Il sogno di una auto elettrica davvero alla portata di tutti potrebbe non essere più così lontano. Stellantis ha messo in cantiere un progetto ambizioso: una E-Car compatta, pensata per l’uso quotidiano in città, con un prezzo che non faccia scappare chi guarda il conto in banca. E no, non si parla di un concept futuristico destinato a restare nei render. La produzione è prevista nel 2028 nello stabilimento di Pomigliano d’Arco, in Campania, uno degli impianti storici del gruppo.
Il progetto segue una direzione chiara, in linea con quanto chiesto dalla Commissione Europea guidata da Ursula von der Leyen: la “E” di E-Car dovrà stare per Europea, Emozione, Elettrica ed Ecosostenibile.

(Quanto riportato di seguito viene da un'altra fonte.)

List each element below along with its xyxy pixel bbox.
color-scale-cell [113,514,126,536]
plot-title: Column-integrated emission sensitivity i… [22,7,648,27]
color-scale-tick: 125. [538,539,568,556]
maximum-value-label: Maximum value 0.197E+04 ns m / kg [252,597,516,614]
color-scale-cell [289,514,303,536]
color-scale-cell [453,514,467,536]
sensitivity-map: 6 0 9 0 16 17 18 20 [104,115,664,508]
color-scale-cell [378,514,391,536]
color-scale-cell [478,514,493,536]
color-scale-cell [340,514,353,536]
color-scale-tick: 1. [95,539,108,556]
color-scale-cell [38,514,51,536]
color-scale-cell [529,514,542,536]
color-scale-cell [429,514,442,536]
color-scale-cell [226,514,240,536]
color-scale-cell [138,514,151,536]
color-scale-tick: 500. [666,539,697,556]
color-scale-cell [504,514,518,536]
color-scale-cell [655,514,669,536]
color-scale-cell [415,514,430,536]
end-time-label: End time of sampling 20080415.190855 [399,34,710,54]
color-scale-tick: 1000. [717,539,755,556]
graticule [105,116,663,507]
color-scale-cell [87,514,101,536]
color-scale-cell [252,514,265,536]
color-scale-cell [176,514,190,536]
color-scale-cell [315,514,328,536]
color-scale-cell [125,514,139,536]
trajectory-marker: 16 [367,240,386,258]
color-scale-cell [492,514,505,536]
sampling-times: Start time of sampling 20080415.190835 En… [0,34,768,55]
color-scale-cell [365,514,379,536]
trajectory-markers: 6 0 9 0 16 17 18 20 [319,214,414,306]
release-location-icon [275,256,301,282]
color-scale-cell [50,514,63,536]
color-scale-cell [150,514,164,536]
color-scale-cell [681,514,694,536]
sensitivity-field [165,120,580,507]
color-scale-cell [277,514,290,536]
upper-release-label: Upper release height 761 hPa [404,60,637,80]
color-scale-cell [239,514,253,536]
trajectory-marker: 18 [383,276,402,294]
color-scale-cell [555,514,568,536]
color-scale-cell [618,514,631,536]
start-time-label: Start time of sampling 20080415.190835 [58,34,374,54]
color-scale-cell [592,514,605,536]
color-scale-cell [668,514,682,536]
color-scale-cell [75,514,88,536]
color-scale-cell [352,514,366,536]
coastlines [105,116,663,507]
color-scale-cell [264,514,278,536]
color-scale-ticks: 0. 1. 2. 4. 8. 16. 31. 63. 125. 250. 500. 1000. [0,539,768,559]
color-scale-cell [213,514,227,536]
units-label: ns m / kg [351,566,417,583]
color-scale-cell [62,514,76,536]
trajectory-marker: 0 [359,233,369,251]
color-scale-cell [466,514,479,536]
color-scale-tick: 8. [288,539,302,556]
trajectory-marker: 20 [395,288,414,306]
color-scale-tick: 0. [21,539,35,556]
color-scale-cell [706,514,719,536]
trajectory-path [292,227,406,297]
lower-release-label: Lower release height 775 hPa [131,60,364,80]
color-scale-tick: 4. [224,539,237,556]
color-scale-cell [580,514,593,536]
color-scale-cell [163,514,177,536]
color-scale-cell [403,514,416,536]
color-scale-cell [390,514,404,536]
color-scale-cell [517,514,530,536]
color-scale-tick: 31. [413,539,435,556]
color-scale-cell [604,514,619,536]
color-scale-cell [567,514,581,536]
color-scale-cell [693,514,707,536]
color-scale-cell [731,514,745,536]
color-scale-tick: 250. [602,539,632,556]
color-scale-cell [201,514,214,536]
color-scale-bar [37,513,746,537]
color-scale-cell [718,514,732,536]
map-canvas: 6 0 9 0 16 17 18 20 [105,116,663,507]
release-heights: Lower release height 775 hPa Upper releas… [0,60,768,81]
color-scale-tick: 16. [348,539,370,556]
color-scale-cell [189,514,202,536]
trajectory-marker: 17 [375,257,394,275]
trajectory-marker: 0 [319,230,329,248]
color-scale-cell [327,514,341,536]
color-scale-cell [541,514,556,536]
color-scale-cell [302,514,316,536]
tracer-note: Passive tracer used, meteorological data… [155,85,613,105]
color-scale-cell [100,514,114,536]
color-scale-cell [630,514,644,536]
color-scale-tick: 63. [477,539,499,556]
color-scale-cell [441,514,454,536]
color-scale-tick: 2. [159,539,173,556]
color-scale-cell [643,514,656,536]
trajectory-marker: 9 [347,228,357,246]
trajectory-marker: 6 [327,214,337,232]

A Bruxelles, del resto, si spinge ormai da tempo per una produzione continentale di vetture a zero emissioni abbordabili, anche per tamponare la crisi occupazionale che sta attraversando il settore automotive in Europa.
Un segmento ad alto potenziale contro l’avanzata cinese
Stellantis non è nuova ai veicoli elettrici compatti. FIAT Topolino, Citroën Ami e Opel Rocks-e già popolano il catalogo del colosso italo-francese, ma rientrano nella categoria dei quadricicli leggeri elettrici (L6e). La E-Car, invece, si collocherebbe in un segmento diverso e con margini di crescita ben più ampi: quello delle auto elettriche di piccole dimensioni pensate per il mercato interno europeo.
L’obiettivo, neanche troppo nascosto, è frenare l’avanzata dei marchi cinesi, che negli ultimi anni stanno conquistando fette importanti di mercato con veicoli economici e sempre più competitivi. Il gruppo nato dalla fusione tra FCA e PSA vuole cambiare approccio: finora, diversi modelli 100% elettrici proposti sul mercato hanno deluso le aspettative commerciali. Serve qualcosa di nuovo, piccolo, accessibile e prodotto con orgoglio in Europa. Perché il problema non è solo ambientale: negli ultimi anni si è assistito a una contrazione senza precedenti del segmento delle vetture compatte a prezzi abbordabili, e questo ha lasciato scoperta una fascia enorme di potenziali acquirenti.
Le parole del CEO Filosa e i piani produttivi
A confermare la serietà del progetto ci ha pensato direttamente Antonio Filosa, amministratore delegato del Gruppo Stellantis. “La E-Car rappresenta un concetto profondamente radicato nel DNA europeo di Stellantis, in continuità con la tradizione di successo delle vetture compatte”, ha dichiarato Filosa. “I clienti chiedono il ritorno di auto di piccole dimensioni dal design distintivo, prodotte con orgoglio in Europa, accessibili ed ecologiche. Stellantis risponde a questa richiesta con modelli entusiasmanti per diversi brand. L’inizio della produzione è previsto nel 2028 nel nostro stabilimento di Pomigliano“.
L’impianto campano, d’altronde, ha una storia consolidata nella produzione di vetture accessibili. Qui è nata, tra le altre, la popolare FIAT Panda, oggi ribattezzata Pandina. La nuova E-Car di Stellantis promette uno stile moderno e tutte le tecnologie di ultima generazione, grazie anche alla collaborazione con partner selezionati per accelerare i tempi di arrivo sul mercato. I volumi produttivi previsti sono importanti, segno che il gruppo non sta parlando di una nicchia, ma di un modello pensato per vendere tanto e raggiungere un pubblico il più ampio possibile.